There are in general no limitations regarding distribution and expatriation of profits related to foreign investments. Foreign investors are allowed to transfer profits to their state of origin providing they act in compliance with Czech corporate and tax law.
In order to prevent double taxation of profits, the Czech Republic has concluded treaties with many countries, including the United States, Canada, Australia and all EU members.
Pursuant to the Act No. 253/2008 Coll., on selected measures against legitimization of proceeds of crime and financing of terrorism, as amended, banks and other entities are obliged to identify and check up on investors with regard to the sources of their funds used for investments. Furthermore, since 2018, any legal entity or property trust registered in the Czech Commercial Register or other public register shall provide the administrator of the respective register with identification of the beneficial owner of the registered entity. Generally, this information shall not be disclosed to public, however it would be kept by the by regional courts maintaining the Commercial Register.

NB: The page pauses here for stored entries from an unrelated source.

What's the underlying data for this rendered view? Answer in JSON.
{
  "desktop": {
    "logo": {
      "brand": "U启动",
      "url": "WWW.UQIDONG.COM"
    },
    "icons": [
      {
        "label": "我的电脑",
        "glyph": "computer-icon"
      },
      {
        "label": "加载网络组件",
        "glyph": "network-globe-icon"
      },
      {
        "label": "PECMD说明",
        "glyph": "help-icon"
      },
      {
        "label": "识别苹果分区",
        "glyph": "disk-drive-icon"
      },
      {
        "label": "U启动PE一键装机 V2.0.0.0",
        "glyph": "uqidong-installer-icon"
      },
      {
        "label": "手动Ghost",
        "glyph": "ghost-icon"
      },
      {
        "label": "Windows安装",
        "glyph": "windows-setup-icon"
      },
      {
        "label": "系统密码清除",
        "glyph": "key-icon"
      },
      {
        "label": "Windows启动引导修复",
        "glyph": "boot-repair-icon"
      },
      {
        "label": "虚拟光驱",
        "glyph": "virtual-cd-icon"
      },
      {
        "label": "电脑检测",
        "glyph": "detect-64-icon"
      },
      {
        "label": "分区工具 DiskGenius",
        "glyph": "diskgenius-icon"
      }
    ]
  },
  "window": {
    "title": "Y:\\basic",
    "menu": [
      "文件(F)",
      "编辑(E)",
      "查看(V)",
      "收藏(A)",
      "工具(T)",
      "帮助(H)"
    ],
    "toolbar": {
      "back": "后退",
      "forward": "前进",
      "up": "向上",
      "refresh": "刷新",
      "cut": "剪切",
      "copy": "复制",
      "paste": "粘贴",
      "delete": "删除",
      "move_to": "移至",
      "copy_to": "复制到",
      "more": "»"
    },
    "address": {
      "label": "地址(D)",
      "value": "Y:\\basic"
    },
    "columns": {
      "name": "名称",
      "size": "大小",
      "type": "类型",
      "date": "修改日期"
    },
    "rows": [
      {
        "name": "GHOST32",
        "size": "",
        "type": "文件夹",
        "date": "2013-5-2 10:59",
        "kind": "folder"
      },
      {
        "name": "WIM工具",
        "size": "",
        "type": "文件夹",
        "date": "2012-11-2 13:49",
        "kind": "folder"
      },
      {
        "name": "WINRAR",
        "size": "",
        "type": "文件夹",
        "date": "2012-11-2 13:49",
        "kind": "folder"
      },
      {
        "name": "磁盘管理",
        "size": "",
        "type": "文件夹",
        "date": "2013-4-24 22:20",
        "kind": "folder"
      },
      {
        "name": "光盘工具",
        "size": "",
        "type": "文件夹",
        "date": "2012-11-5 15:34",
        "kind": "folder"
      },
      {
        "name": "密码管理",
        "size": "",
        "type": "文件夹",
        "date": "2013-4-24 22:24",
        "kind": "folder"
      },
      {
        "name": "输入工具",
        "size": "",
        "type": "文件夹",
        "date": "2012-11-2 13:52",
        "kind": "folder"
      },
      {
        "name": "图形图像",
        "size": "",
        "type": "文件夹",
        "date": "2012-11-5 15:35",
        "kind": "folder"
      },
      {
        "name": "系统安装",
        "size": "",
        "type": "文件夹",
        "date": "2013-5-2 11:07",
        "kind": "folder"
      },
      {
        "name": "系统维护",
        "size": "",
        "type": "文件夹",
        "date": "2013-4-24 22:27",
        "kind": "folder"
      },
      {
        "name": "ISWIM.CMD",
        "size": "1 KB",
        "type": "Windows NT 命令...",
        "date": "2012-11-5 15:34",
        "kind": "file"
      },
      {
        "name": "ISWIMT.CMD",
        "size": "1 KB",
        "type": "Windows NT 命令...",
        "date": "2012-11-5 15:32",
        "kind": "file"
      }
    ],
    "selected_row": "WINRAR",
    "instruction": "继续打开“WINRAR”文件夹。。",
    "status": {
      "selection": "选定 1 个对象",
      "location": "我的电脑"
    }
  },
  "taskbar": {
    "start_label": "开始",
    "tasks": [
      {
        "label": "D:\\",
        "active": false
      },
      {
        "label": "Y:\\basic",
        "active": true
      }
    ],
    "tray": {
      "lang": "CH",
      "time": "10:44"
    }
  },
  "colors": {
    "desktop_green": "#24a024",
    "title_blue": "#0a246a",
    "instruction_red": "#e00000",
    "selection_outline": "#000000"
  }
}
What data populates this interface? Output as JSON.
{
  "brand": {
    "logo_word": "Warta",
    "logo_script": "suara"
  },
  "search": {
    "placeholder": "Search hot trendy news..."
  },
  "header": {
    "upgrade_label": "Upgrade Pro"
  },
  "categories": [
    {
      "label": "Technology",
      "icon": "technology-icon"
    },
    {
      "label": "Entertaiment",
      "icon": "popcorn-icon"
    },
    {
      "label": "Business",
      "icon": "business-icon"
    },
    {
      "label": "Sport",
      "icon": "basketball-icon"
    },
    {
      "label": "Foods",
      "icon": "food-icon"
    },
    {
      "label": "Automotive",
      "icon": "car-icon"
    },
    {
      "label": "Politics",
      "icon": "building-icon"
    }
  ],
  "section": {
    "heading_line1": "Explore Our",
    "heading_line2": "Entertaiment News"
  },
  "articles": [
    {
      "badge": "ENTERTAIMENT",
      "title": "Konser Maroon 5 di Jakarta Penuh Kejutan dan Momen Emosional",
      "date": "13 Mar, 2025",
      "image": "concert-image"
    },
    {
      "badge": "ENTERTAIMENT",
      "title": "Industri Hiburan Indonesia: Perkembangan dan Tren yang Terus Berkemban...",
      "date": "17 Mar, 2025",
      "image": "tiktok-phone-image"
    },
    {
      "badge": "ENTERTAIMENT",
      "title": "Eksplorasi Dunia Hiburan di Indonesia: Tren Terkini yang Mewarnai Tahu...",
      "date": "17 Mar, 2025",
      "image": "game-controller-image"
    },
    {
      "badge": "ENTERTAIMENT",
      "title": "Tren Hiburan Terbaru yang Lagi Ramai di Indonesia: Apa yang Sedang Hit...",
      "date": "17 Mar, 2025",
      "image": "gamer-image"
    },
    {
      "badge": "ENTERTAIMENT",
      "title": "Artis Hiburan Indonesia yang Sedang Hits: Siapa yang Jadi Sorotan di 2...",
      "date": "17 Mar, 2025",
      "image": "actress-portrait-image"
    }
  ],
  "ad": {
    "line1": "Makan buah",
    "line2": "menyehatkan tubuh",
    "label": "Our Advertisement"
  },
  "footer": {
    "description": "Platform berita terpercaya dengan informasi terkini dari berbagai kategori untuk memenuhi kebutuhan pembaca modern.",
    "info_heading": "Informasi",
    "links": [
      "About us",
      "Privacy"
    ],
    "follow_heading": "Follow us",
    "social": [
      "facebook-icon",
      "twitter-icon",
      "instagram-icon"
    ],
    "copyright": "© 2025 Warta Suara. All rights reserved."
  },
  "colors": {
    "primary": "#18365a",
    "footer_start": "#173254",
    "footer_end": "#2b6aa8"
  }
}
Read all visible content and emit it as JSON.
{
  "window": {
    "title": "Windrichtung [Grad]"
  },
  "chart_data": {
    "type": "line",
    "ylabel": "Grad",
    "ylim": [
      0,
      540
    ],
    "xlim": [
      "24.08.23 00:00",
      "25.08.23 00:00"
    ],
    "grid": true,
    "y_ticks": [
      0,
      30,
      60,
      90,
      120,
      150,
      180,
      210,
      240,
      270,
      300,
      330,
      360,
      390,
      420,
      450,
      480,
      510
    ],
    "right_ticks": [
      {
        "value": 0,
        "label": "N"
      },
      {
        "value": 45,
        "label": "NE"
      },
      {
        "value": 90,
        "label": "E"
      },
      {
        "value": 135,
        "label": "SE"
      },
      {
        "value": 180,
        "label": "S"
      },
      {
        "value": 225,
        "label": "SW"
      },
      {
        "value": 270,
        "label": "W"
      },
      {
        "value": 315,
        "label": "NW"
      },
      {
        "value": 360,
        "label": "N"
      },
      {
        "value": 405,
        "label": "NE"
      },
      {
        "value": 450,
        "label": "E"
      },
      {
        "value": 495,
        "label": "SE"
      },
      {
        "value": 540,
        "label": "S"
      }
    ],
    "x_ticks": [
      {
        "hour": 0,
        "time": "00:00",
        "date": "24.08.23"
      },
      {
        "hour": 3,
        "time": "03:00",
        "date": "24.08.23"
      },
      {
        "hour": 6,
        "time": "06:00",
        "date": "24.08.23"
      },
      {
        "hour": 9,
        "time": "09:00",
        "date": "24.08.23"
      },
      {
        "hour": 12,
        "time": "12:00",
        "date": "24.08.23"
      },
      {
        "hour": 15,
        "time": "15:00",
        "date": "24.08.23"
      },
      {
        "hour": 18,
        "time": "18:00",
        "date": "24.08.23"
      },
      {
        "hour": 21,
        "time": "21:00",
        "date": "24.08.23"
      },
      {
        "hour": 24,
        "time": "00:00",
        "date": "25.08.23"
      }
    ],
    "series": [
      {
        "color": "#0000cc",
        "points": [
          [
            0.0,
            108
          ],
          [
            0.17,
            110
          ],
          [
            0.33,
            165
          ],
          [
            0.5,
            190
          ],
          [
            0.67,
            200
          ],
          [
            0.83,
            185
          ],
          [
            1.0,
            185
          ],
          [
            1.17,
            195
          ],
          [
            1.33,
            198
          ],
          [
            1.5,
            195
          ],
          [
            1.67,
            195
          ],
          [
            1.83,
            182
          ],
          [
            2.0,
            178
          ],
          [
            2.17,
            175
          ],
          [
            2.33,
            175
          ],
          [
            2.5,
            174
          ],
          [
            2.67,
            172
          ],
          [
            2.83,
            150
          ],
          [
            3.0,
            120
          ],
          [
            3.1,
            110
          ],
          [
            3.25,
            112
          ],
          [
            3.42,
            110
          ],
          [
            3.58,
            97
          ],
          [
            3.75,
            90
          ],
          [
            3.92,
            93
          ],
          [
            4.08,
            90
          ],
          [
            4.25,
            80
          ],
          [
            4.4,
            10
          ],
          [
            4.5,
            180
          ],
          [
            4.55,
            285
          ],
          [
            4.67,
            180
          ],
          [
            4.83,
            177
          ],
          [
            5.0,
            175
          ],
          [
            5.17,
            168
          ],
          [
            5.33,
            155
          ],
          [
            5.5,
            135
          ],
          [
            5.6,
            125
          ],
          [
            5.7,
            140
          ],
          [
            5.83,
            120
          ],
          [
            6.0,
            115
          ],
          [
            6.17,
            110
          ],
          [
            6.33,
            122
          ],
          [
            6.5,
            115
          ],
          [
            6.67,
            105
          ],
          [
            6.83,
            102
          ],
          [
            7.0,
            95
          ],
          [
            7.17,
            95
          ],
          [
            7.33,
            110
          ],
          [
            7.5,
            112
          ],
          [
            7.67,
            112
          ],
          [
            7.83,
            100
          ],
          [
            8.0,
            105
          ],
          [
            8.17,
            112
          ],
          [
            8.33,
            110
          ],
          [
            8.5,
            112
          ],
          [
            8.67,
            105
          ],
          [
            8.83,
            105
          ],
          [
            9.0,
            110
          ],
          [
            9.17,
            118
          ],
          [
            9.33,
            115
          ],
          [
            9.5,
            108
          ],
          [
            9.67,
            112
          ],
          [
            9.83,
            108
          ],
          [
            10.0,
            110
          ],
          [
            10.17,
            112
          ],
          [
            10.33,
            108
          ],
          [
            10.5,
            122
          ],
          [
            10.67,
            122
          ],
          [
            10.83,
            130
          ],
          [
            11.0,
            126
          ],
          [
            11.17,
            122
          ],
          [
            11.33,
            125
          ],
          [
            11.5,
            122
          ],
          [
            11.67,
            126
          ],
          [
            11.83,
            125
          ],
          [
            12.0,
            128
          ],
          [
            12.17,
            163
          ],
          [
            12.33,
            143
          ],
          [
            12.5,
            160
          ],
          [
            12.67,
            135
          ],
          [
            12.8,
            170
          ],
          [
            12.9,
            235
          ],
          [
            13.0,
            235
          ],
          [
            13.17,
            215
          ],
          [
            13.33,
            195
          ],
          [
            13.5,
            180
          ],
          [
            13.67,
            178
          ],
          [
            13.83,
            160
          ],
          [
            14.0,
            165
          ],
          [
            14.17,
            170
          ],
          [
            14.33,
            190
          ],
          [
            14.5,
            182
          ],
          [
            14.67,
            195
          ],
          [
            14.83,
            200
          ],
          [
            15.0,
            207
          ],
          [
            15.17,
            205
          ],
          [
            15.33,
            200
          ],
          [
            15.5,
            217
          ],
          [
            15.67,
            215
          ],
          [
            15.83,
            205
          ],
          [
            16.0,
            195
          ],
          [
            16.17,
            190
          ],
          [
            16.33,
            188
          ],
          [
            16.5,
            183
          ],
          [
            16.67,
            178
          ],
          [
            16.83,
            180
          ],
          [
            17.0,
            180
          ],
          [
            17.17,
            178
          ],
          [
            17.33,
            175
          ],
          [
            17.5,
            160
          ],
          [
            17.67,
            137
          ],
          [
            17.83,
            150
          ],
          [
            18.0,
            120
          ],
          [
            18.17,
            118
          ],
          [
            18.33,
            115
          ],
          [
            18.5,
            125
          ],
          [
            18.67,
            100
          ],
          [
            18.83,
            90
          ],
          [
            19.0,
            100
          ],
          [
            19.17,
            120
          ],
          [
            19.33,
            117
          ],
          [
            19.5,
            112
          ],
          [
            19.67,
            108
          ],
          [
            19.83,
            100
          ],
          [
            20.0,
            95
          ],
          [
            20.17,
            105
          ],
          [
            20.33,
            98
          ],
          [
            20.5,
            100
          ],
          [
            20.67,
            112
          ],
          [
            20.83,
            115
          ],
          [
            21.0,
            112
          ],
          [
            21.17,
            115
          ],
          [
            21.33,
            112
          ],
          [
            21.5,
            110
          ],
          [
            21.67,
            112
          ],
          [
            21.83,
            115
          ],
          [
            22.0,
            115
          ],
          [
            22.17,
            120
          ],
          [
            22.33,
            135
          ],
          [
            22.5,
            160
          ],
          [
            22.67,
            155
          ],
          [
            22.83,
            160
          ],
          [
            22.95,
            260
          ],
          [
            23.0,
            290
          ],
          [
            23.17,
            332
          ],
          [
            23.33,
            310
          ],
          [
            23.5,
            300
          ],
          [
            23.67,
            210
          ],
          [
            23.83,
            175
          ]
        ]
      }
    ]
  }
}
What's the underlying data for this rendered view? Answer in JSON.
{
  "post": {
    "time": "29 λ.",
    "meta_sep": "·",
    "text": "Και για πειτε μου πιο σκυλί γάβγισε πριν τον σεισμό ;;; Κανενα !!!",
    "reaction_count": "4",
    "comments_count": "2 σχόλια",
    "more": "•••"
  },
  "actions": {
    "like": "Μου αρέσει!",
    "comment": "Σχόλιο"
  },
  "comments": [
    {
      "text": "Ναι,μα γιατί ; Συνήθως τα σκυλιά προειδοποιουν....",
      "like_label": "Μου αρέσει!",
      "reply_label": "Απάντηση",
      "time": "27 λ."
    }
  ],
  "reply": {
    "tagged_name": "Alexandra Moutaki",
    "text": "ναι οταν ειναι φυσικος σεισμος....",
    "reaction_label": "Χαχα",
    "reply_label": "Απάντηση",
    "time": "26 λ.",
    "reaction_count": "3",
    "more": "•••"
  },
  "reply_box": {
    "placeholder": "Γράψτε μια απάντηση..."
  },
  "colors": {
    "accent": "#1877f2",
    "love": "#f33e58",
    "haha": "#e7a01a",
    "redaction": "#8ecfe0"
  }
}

The Czech Republic is a party to many bilateral treaties whose aim is to protect and support foreign investments. No discrimination based on the origin of the capital is allowed in the Czech Republic and foreign entities are protected against unlawful expropriation of their property by the Czech state.
The Czech Republic is also a member of the Multilateral Investment Guarantee Agency (MIGA), which is a member of the World Bank Group and its mission is among other things to promote foreign direct investment (FDI).
The Czech Republic provides both new and existing investors with various investment incentives through its agency Czech Invest. The main objective of the Czech Invest is to advise and support the existing and new entrepreneurs and foreign investors in the Czech Republic. The Czech Invest provides services as full information assistance, handling of investments incentives, access to EU structural funds, business properties identification, case for existing investors, etc. For more detailed information, you can visit www.czechinvest.org.
Specific supported areas are:
- Industry – Introduction or expansion of production in sectors of the manufacturing industry, mainly in designated special industrial zones
- Technology centres – Construction or expansion of research and development centres
- Business support services centres – launch or expansion of the activities of shared-services centres, software-development centres, high-tech repair centres, data centres, customer support centres
Types of investment incentives are:
- Tax incentive – Corporate income-tax relief for up to ten years for new companies
- Discounted price on land and related infrastructure
- Job creation grants – Financial support for creation of new jobs in less developed regions
- Training and re-training grants – financial support for training and retraining of new employees in less developed regions
- Cash grant for capital investment – Financial support in the case of strategic investments in manufacturing or in technology centres
- Property tax incentive – Property tax exemption up to five years for real estates in special industrial zones.